Weak oil prices are to blame for the extended downturn. West Texas Intermediate (WTI) oil trades near US$62 per barrel compared to US$90 two years ago.
Outlook for the oil market
Weak demand from China, the largest oil consumer, has combined with rising supply from non-OPEC producers to create surplus conditions. Canada and the United States, for example, are setting new production records while China is still struggling with its real estate crisis.
In recent months, oil prices have also reacted negatively to planned supply increases from OPEC, as the consortium seeks to regain some lost market share. Ongoing trade negotiations between the United States and major trade partners, including China, provide uncertainty on the demand side.
Tariffs threaten to push up inflation on consumer goods. Companies have largely avoided passing on the tariff costs, but that can only last for so long as inventories built up ahead of the tariffs continue to decline. Recent weak employment numbers suggest the U.S. economy could already be cooling off. That would be another headwind for oil prices.
Analysts widely expect oil to remain under pressure into 2026. Major geopolitical events can certainly send oil prices meaningfully higher, but the spikes tend to be short-lived as traders quickly refocus on the fundamentals.
Upside?
Commodity markets go through cycles.

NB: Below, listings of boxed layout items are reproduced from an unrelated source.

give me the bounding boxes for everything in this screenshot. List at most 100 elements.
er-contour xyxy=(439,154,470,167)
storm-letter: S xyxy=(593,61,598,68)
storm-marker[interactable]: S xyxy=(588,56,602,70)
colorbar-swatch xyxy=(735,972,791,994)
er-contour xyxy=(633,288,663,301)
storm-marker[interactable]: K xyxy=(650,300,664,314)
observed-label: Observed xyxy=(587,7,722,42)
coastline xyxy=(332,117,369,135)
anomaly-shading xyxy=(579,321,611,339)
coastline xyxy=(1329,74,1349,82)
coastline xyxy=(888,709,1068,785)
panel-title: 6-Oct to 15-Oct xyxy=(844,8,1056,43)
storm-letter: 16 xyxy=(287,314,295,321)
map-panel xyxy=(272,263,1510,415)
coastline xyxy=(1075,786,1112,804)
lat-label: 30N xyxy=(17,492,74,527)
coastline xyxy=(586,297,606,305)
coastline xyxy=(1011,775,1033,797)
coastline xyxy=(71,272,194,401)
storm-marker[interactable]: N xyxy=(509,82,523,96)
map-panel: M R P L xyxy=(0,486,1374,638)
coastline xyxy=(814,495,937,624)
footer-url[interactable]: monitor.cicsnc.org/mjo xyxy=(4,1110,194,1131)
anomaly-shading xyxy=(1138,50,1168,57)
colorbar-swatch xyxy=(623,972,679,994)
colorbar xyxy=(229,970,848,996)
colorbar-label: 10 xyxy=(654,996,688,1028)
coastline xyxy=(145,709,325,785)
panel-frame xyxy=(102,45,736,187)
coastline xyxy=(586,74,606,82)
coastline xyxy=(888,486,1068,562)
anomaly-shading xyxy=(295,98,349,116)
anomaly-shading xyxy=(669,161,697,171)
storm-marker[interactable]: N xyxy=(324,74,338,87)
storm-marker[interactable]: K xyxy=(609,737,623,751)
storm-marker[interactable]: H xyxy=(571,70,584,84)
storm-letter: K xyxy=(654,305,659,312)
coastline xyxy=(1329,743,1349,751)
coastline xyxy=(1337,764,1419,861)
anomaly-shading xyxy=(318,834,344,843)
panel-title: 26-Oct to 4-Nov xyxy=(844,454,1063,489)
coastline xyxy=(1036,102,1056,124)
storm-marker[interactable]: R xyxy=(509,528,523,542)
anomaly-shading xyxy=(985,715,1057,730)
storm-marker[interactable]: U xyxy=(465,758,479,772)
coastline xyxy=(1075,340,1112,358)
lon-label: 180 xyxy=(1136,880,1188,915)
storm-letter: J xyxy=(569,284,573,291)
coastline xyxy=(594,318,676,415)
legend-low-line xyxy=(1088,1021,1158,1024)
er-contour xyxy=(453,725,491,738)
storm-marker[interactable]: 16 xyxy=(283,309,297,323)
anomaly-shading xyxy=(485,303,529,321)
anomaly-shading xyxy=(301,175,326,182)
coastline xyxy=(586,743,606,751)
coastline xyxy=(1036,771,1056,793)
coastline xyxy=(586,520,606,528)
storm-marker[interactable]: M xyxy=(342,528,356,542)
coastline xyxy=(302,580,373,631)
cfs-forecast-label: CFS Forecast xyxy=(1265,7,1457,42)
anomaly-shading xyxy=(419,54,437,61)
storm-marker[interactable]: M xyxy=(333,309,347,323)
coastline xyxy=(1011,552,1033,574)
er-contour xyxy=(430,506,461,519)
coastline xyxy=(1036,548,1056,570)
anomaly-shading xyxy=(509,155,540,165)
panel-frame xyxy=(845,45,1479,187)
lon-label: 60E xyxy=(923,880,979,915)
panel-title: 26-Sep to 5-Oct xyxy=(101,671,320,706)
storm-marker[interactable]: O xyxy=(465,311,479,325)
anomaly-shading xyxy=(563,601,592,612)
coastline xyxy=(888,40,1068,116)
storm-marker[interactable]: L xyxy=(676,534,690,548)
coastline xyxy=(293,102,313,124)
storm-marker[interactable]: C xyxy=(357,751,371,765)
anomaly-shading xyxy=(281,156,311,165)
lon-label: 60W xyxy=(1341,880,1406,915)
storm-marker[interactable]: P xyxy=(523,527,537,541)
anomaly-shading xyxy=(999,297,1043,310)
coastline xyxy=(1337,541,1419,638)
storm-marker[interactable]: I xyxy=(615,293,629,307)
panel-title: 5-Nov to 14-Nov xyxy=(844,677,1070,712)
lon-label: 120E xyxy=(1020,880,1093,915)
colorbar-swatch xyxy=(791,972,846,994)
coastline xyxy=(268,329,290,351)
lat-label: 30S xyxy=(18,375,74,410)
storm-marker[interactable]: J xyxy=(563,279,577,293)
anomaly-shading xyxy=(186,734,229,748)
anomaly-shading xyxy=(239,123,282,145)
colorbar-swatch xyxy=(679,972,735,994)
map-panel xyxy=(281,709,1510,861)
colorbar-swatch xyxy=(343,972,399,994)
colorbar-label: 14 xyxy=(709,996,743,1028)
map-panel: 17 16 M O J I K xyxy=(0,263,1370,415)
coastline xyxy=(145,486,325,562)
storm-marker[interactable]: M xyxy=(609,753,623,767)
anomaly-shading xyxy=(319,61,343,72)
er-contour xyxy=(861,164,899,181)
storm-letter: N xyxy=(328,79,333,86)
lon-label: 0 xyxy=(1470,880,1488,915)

Saudi Arabia and other major producers need higher oil prices to support their cash flow needs. Oil demand is still rising, and could increase for longer than expected as countries walk back aggressive electric vehicle plans.
In Canada, CNRL could benefit from the country’s new push to reduce its reliance on the United States for its energy sales. New pipeline capacity to the three coasts would help Canadian oil producers. The construction of Liquefied natural gas (LNG) export facilities is already underway. This will enable Canadian natural gas producers to sell to global buyers. LNG Canada is now complete and in commercial operation. CNRL is best known as an oil company, but it also has significant natural gas production and reserves.
Canadian Natural Resources remains very profitable, even at current energy prices. The company has the financial clout to grow the business through strategic acquisitions during periods of weaker energy prices, and management is adept at moving capital around the asset portfolio to take advantage of the best opportunities in the market.
The board raised the dividend in each of the past 25 years. Investors who buy CNQ stock at the current level can get a yield of 5.6%.
The bottom line
Near-term pressure should be expected. In fact, it wouldn’t be a surprise to see a dip back below $40 at some point in the coming months if economic conditions weaken in the United States.
That being said, energy bulls might want to start nibbling while the stock is out of favour. You get paid well to ride out the turbulence, and a major market shock could potentially send the share price meaningfully higher in a very short period of time. As a buy-and-hold play, CNRL deserves to be on your radar.